[x265] [PATCH] Use atomic bit test and set/reset operations on x86

Wed Jan 10 20:20:09 CET 2018

On 01/10/18 21:03, chen wrote:
> 
> At 2018-01-11 00:06:29, "Andrey Semashev" <andrey.semashev at gmail.com> wrote:
>>On 01/10/18 18:53, chen wrote:
>>
>>> the "lock" prefix will lock the CPU bus, it will be greater penalty on 
>>> the multi-core system.
>>
>>Just for the record, the lock prefix is implemented much more 
>>efficiently nowdays and involves CPU cache management rather bus 
>>locking.
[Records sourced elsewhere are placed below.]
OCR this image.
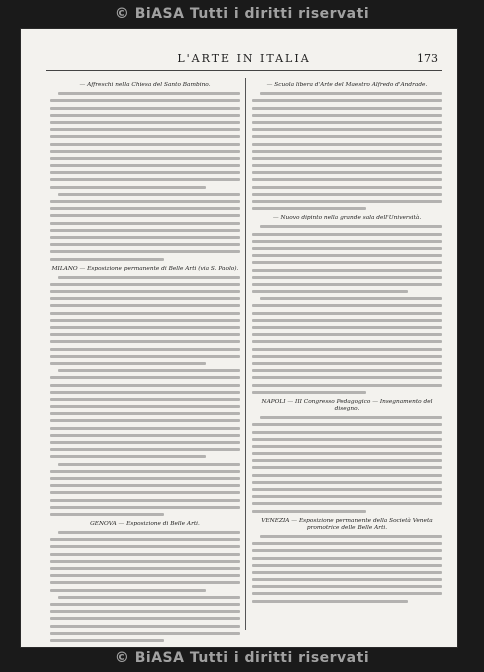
© BiASA Tutti i diritti riservati
L'ARTE IN ITALIA	173
— Affreschi nella Chiesa del Santo Bambino.
MILANO — Esposizione permanente di Belle Arti (via S. Paolo).
GENOVA — Esposizione di Belle Arti.
— Scuola libera d'Arte del Maestro Alfredo d'Andrade.
— Nuovo dipinto nella grande sala dell'Università.
NAPOLI — III Congresso Pedagogico — Insegnamento del disegno.
VENEZIA — Esposizione permanente della Società Veneta promotrice delle Belle Arti.
© BiASA Tutti i diritti riservati
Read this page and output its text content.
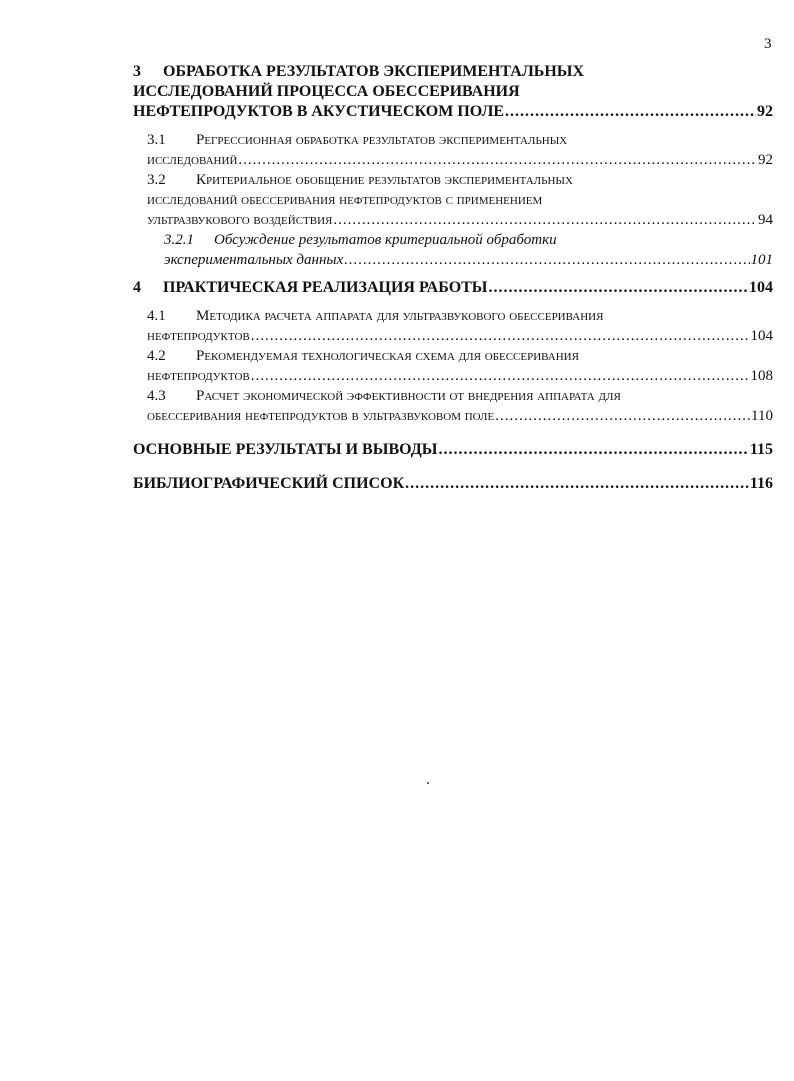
3
3 ОБРАБОТКА РЕЗУЛЬТАТОВ ЭКСПЕРИМЕНТАЛЬНЫХ
ИССЛЕДОВАНИЙ ПРОЦЕССА ОБЕССЕРИВАНИЯ
НЕФТЕПРОДУКТОВ В АКУСТИЧЕСКОМ ПОЛЕ .....	92
3.1 Регрессионная обработка результатов экспериментальных
исследований .....	92
3.2 Критериальное обобщение результатов экспериментальных
исследований обессеривания нефтепродуктов с применением
ультразвукового воздействия .....	94
3.2.1 Обсуждение результатов критериальной обработки
экспериментальных данных .....	101
4 ПРАКТИЧЕСКАЯ РЕАЛИЗАЦИЯ РАБОТЫ .....	104
4.1 Методика расчета аппарата для ультразвукового обессеривания
нефтепродуктов .....	104
4.2 Рекомендуемая технологическая схема для обессеривания
нефтепродуктов .....	108
4.3 Расчет экономической эффективности от внедрения аппарата для
обессеривания нефтепродуктов в ультразвуковом поле .....	110
ОСНОВНЫЕ РЕЗУЛЬТАТЫ И ВЫВОДЫ .....	115
БИБЛИОГРАФИЧЕСКИЙ СПИСОК .....	116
It used to lock the memory bus on early CPUs (I want to say 
>>before Pentium, but I'm not sure which exact architecture changed this). 
>>In any case, the patch does not introduce new lock instructions but it 
>>replaces "lock; cmpxchg" loops that are normally generated for the 
>  >atomic AND and OR operations with a single instruction.
> 
> https://htor.inf.ethz.ch/publications/img/atomic-bench.pdf
> 
> In this paper, the author explain toat lock (SWP) just performance drop
> a little in modern CPUs, but they just try less cores system (Xeon Phi
> have more lost and it is single socket CPU), on multi-socket system,
> the cache coherency maintenance will be very expensive.

I don't dispute that on massively parallel systems cache coherency 
protocols are more expensive. They are equally as expensive with the 
current code. If anything, replacing a CAS loop with a single 
instruction has the potential to *reduce* the number of executed atomic 
instructions. More so on heavy contention.
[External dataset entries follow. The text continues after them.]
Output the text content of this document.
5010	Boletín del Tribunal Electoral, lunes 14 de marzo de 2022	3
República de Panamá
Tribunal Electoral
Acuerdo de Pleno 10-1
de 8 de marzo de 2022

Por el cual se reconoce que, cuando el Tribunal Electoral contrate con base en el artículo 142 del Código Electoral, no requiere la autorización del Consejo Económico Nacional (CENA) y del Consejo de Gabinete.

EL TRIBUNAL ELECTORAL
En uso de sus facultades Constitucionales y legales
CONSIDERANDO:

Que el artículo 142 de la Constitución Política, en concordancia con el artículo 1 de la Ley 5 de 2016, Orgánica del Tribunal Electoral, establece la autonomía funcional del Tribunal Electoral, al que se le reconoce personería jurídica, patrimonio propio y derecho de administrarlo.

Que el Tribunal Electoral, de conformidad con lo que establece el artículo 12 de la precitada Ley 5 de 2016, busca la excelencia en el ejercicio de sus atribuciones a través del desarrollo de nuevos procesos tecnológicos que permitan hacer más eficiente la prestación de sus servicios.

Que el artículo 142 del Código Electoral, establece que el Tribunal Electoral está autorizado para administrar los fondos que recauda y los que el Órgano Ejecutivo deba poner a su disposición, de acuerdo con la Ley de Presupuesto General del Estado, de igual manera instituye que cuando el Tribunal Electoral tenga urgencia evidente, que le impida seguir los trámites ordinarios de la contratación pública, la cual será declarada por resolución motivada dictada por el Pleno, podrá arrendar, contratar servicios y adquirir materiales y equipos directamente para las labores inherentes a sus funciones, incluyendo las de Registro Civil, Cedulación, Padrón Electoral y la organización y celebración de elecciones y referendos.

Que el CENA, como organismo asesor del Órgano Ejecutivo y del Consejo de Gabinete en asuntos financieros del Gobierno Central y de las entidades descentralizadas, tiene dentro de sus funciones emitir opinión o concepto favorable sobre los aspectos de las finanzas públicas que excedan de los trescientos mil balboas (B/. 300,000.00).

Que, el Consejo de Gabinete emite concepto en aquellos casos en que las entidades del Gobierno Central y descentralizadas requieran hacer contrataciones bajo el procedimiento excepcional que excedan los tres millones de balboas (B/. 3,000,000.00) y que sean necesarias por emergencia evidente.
> However, the intrinsic may get more benefit from compiler, it may decide
> 
> which method is best choice on target platform.
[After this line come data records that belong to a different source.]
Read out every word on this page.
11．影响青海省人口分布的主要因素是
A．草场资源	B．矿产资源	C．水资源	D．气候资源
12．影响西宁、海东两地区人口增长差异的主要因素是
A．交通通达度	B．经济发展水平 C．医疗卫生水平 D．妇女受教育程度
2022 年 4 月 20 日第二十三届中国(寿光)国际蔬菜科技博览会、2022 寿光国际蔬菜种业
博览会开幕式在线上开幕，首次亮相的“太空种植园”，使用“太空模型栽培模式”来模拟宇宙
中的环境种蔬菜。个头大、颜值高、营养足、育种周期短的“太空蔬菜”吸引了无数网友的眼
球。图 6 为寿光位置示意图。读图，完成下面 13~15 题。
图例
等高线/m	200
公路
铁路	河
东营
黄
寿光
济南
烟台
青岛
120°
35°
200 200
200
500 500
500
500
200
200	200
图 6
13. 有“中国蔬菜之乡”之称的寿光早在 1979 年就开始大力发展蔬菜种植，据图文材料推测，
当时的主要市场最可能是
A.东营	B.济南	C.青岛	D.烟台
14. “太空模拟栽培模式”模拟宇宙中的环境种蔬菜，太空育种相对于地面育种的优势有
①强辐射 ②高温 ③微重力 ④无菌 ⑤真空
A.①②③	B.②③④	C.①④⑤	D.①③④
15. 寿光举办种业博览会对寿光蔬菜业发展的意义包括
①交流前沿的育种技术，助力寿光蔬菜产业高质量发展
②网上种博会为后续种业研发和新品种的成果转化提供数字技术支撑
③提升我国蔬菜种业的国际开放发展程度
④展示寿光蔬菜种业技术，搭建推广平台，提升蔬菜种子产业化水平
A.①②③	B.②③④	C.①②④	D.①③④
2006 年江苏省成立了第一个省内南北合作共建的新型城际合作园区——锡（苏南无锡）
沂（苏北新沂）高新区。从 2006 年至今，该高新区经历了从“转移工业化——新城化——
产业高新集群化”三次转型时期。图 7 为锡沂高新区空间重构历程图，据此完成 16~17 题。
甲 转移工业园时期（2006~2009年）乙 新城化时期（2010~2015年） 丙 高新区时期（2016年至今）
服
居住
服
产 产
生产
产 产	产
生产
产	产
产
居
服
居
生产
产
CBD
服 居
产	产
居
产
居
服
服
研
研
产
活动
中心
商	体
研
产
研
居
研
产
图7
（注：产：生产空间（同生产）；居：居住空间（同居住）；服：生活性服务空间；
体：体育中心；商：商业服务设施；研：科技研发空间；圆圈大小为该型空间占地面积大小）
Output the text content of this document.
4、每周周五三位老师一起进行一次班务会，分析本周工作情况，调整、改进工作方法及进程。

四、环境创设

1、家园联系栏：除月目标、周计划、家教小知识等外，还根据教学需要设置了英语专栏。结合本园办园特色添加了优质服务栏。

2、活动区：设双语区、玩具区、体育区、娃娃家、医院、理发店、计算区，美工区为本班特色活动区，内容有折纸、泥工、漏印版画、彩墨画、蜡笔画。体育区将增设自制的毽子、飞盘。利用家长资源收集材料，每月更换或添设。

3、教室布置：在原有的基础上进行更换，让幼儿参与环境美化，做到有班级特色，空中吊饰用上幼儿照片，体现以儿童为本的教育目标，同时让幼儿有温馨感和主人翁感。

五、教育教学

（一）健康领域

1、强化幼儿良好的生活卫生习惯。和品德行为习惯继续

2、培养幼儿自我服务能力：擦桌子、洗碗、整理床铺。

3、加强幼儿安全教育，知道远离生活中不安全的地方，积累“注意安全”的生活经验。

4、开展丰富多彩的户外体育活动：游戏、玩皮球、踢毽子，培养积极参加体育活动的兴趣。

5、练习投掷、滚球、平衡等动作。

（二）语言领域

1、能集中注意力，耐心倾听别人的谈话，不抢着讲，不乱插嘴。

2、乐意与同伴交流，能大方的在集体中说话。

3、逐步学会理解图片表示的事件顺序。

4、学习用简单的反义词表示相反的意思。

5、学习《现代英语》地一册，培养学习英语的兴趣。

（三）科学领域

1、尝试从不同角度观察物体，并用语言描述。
Well, on x86 there really is not much choice of atomic instructions, all 
of them have the lock prefix (xchg has an implicit one) and presumably 
rely on the same cache coherency protocols. There are TSX extensions, 
but given that the operations always modify the same memory, I don't see 
those as beneficial. So basically, you can only hope that the compiler 
does perform the optimization that this patch does, but generated code 
inspection shows that current compilers are not capable enough.